Después nos enseñó el cuadro de luces. Daba pánico. Imaginé que cualquier experto en cables pelados lo podía haber hecho estallar, como en una mala película de policías. Busqué el rojo y el azul. Pero Dee no estaba para chistes y no paraba de hablar. Era su edificio. Donde él vivía con su pareja, una muchacha blanca y aún más joven que él, y su hijo recién nacido. No había un solo rincón que no pareciera un daño colateral. Tres hierbajos se habían apoderado de una grieta en el suelo y crecían alimentados por la desidia de quien estaba permitiendo aquella catástrofe.
El hierro de las barandillas respiraba por los huecos que dejaba el óxido. Mientras subíamos hacia la terraza, alguien gritó: “Esto es peor que no tener casa”. No conseguí averiguar quién fue. El espectáculo se repetía en cada planta. Parches de cemento en el suelo, caries de yeso en las paredes y un reguero infinito de puertas cerradas con candado. “La mayoría de las casas están vacías”, se anticipó Dee, “y muchas están okupadas”. En el edificio apenas vivían propietarios. Y con cada fuga se diluían las fuerzas para reivindicar sus problemas ante las instituciones, aunque alguna de ellas hubiera estampado su sello oficial en las viviendas que les pertenecían tras el desahucio o el menudeo a los que se veían obligados los vecinos exiliados. Una caja de ahorros guardaba las llaves de unas cuantas cerraduras. La caja se desplomó, lastrada precisamente por su gula de cemento, años antes que aquella torre de escombros.

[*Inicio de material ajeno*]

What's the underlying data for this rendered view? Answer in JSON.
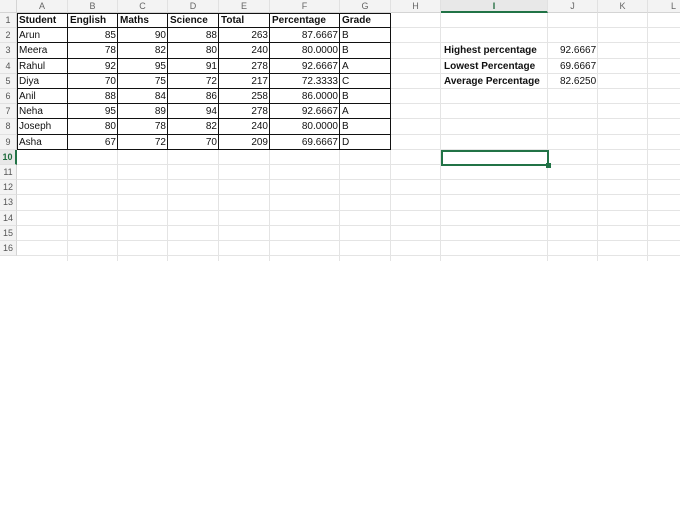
{
  "columns": [
    "A",
    "B",
    "C",
    "D",
    "E",
    "F",
    "G",
    "H",
    "I",
    "J",
    "K",
    "L"
  ],
  "rows": [
    "1",
    "2",
    "3",
    "4",
    "5",
    "6",
    "7",
    "8",
    "9",
    "10",
    "11",
    "12",
    "13",
    "14",
    "15",
    "16"
  ],
  "active_cell": "I10",
  "table": {
    "headers": [
      "Student",
      "English",
      "Maths",
      "Science",
      "Total",
      "Percentage",
      "Grade"
    ],
    "data": [
      [
        "Arun",
        "85",
        "90",
        "88",
        "263",
        "87.6667",
        "B"
      ],
      [
        "Meera",
        "78",
        "82",
        "80",
        "240",
        "80.0000",
        "B"
      ],
      [
        "Rahul",
        "92",
        "95",
        "91",
        "278",
        "92.6667",
        "A"
      ],
      [
        "Diya",
        "70",
        "75",
        "72",
        "217",
        "72.3333",
        "C"
      ],
      [
        "Anil",
        "88",
        "84",
        "86",
        "258",
        "86.0000",
        "B"
      ],
      [
        "Neha",
        "95",
        "89",
        "94",
        "278",
        "92.6667",
        "A"
      ],
      [
        "Joseph",
        "80",
        "78",
        "82",
        "240",
        "80.0000",
        "B"
      ],
      [
        "Asha",
        "67",
        "72",
        "70",
        "209",
        "69.6667",
        "D"
      ]
    ]
  },
  "stats": [
    {
      "label": "Highest percentage",
      "value": "92.6667"
    },
    {
      "label": "Lowest Percentage",
      "value": "69.6667"
    },
    {
      "label": "Average Percentage",
      "value": "82.6250"
    }
  ],
  "colors": {
    "selection": "#217346",
    "gridline": "#e4e4e4",
    "header_bg": "#f3f3f3"
  }
}
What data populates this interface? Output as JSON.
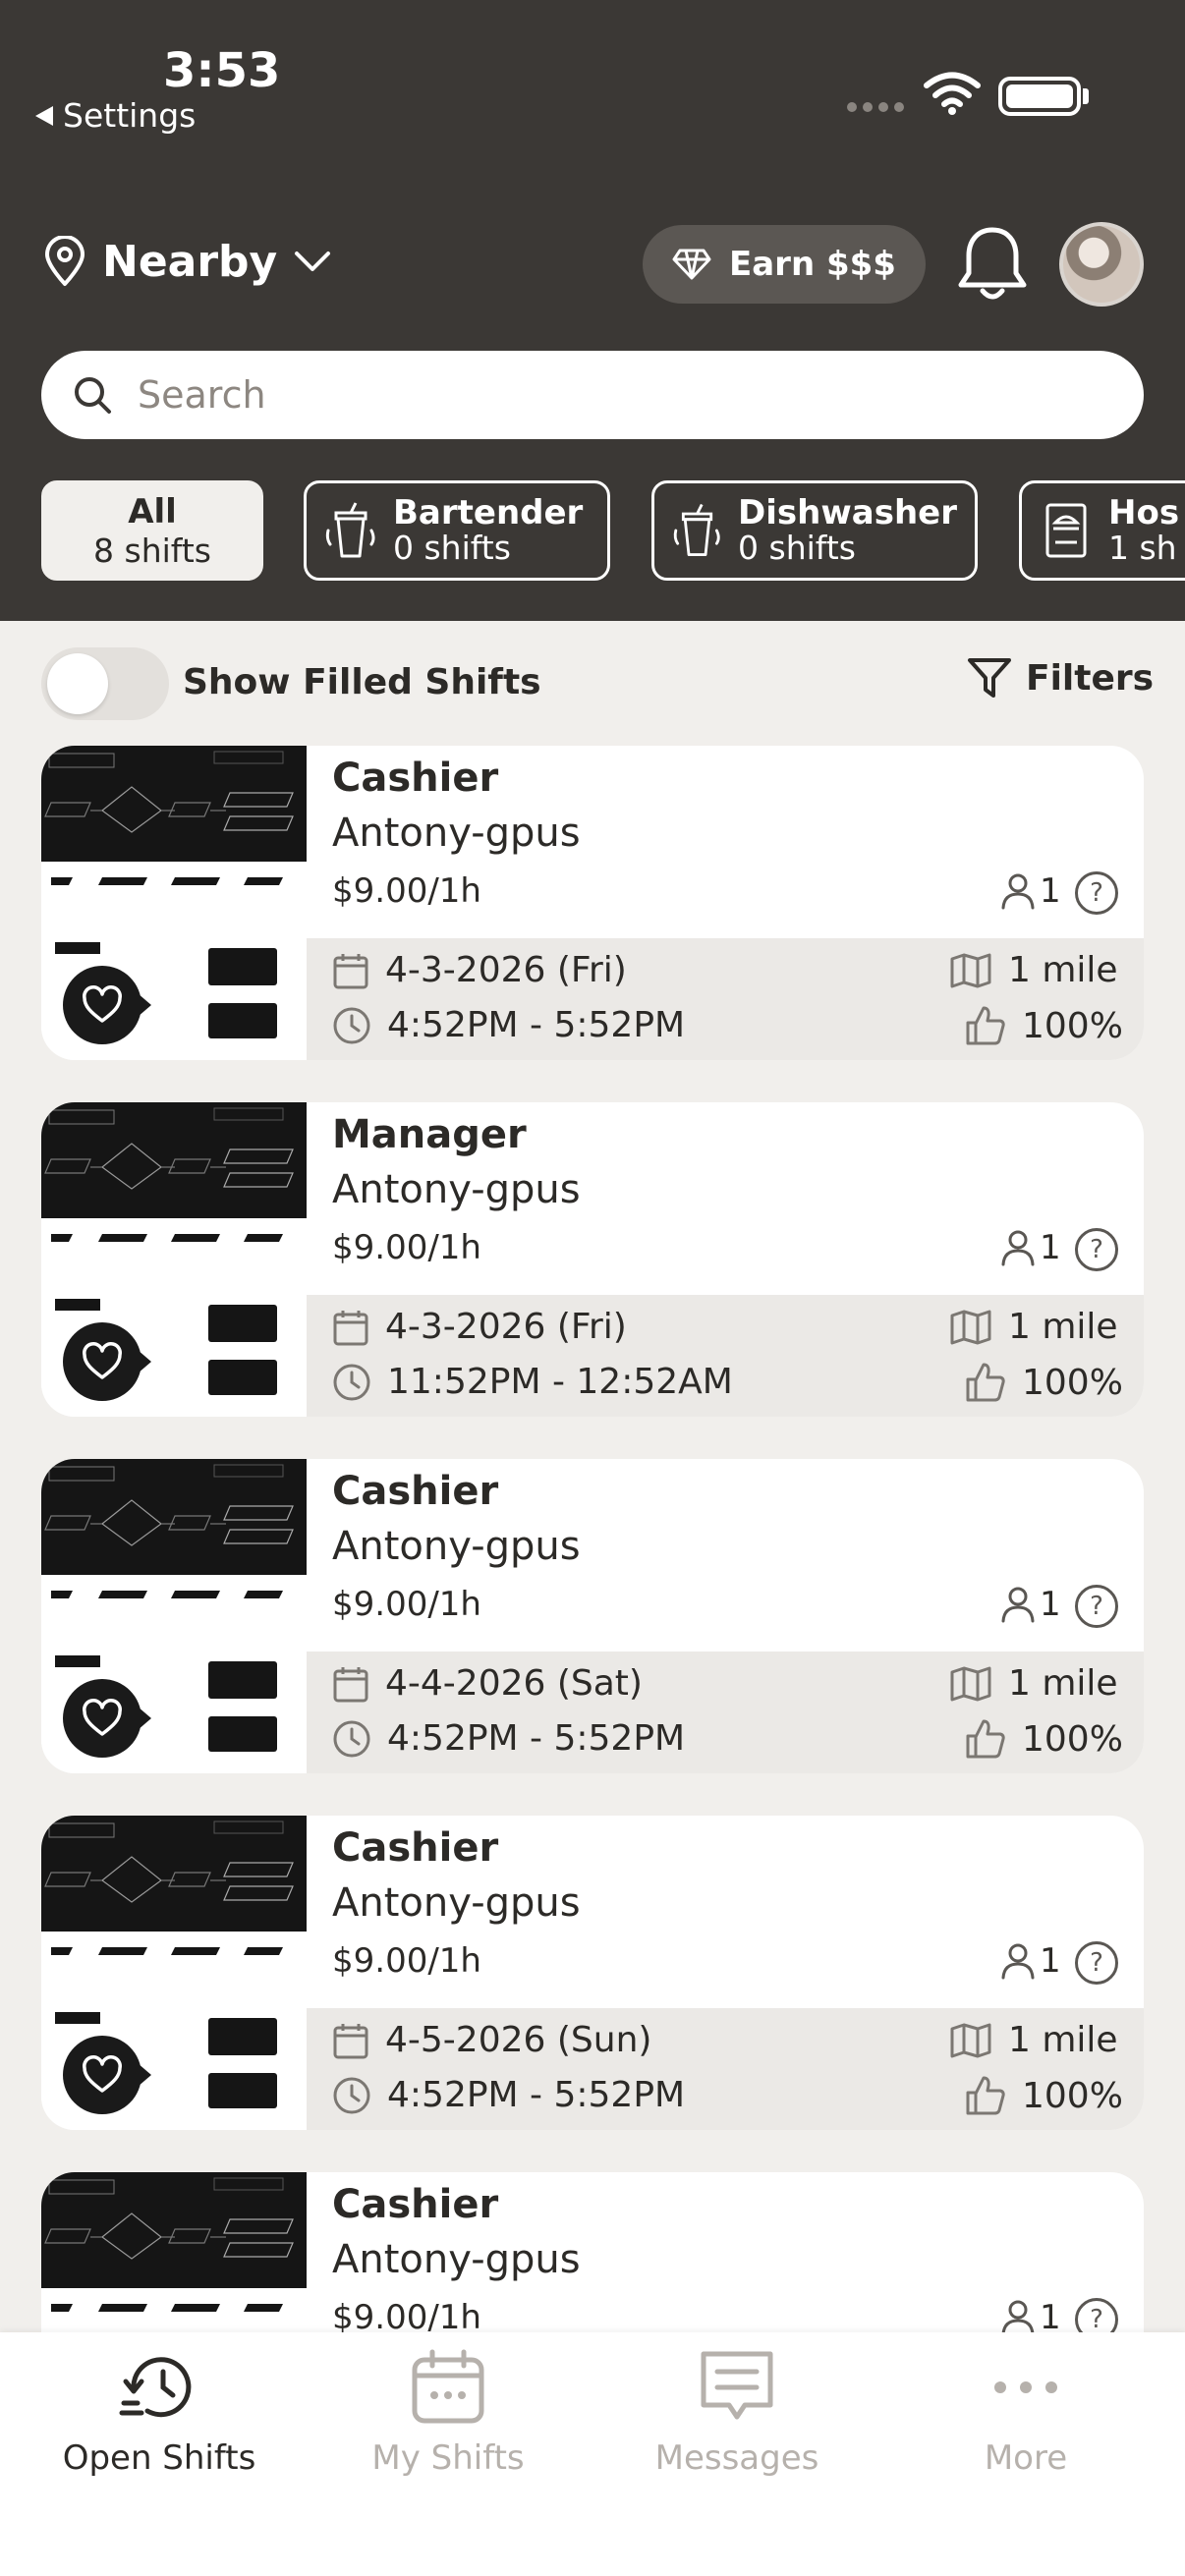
{
  "status_bar": {
    "time": "3:53",
    "back_label": "Settings"
  },
  "header": {
    "location_label": "Nearby",
    "earn_label": "Earn $$$",
    "search_placeholder": "Search"
  },
  "categories": [
    {
      "title": "All",
      "count": "8 shifts",
      "active": true
    },
    {
      "title": "Bartender",
      "count": "0 shifts",
      "icon": "cup-icon"
    },
    {
      "title": "Dishwasher",
      "count": "0 shifts",
      "icon": "cup-icon"
    },
    {
      "title": "Hos",
      "count": "1 sh",
      "icon": "menu-icon"
    }
  ],
  "filter_row": {
    "toggle_label": "Show Filled Shifts",
    "filters_label": "Filters"
  },
  "shifts": [
    {
      "title": "Cashier",
      "company": "Antony-gpus",
      "rate": "$9.00/1h",
      "people": "1",
      "date": "4-3-2026 (Fri)",
      "time": "4:52PM - 5:52PM",
      "distance": "1 mile",
      "rating": "100%"
    },
    {
      "title": "Manager",
      "company": "Antony-gpus",
      "rate": "$9.00/1h",
      "people": "1",
      "date": "4-3-2026 (Fri)",
      "time": "11:52PM - 12:52AM",
      "distance": "1 mile",
      "rating": "100%"
    },
    {
      "title": "Cashier",
      "company": "Antony-gpus",
      "rate": "$9.00/1h",
      "people": "1",
      "date": "4-4-2026 (Sat)",
      "time": "4:52PM - 5:52PM",
      "distance": "1 mile",
      "rating": "100%"
    },
    {
      "title": "Cashier",
      "company": "Antony-gpus",
      "rate": "$9.00/1h",
      "people": "1",
      "date": "4-5-2026 (Sun)",
      "time": "4:52PM - 5:52PM",
      "distance": "1 mile",
      "rating": "100%"
    },
    {
      "title": "Cashier",
      "company": "Antony-gpus",
      "rate": "$9.00/1h",
      "people": "1"
    }
  ],
  "tabs": [
    {
      "label": "Open Shifts",
      "icon": "clock-history-icon",
      "active": true
    },
    {
      "label": "My Shifts",
      "icon": "calendar-icon"
    },
    {
      "label": "Messages",
      "icon": "message-icon"
    },
    {
      "label": "More",
      "icon": "more-icon"
    }
  ],
  "colors": {
    "header_bg": "#3b3835",
    "page_bg": "#f1efec",
    "accent_dark": "#2c2a27",
    "inactive_tab": "#b6b1ac"
  }
}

Las grietas y los cascotes se habían enseñoreado de la azotea. Los excrementos de rata abonaban una antena parabólica. Un gran cuadrado en el suelo casi se trasparentaba. “Se han ido llevando los azulejos”, recalcó Dee. Los pocos que quedaban estaban todos rotos. Me asomé y me vi rodeado por grandes zonas ajardinadas, un hospital, instalaciones deportivas, varios colegios y las avenidas que trazaban la perspectiva de la penúltima zona de expansión urbanística de la ciudad. Todo era nuevo, salvo aquel edificio que malograba las vistas del paraíso mientras resistía en su agonía.
Cuando bajamos a casa de Dee, nos cruzamos con tres o cuatro miradas sombrías. Dee nos hizo pasar a un salón con un cómodo sofá, un televisor enorme, una sillita de bebé y una montaña de de documentos afónicos a los que nadie quiso escuchar. “Todo me lo he tenido que arreglar yo, hasta puse tela aislante en el tejado, justo aquí encima”. Cada declaración hendía el cuaderno de dolor, pero él sonreía orgulloso. Era su hogar. El de su novia. El de su hijo. Y estaba ordenado, limpio. Entero.
Aún examinamos la casa de un vecino que se prestó a narrarnos el miedo y la rabia. “No os vayáis sin ver una cosa”, nos sugirió Dee, ya cuando nos conducía fuera de aquel castillo de naipes. Desde un terreno lleno de grava, nos hizo elevar la mirada hacia el hueco que había dejado un balcón que se cayó. Cerca se secaban unas sábanas azules. Y en la pared inmediatamente inferior habían pintado una portería de fútbol con tiza donde deseé que nadie hubiera parado nunca un penalti. “Si buscas el edificio en Google Earth, verás que está torcido”. Era cierto. Comprobé su vergonzosa escoliosis al llegar a la redacción para escribir el reportaje.
Tres años después, las piquetas han doblegado lo que el tiempo y la especulación royeron con la paciencia de un cáncer. No he vuelto a saber de Dee, ni siquiera coge el teléfono. Los detalles del derribo están aquí. Esta es solo una historia más.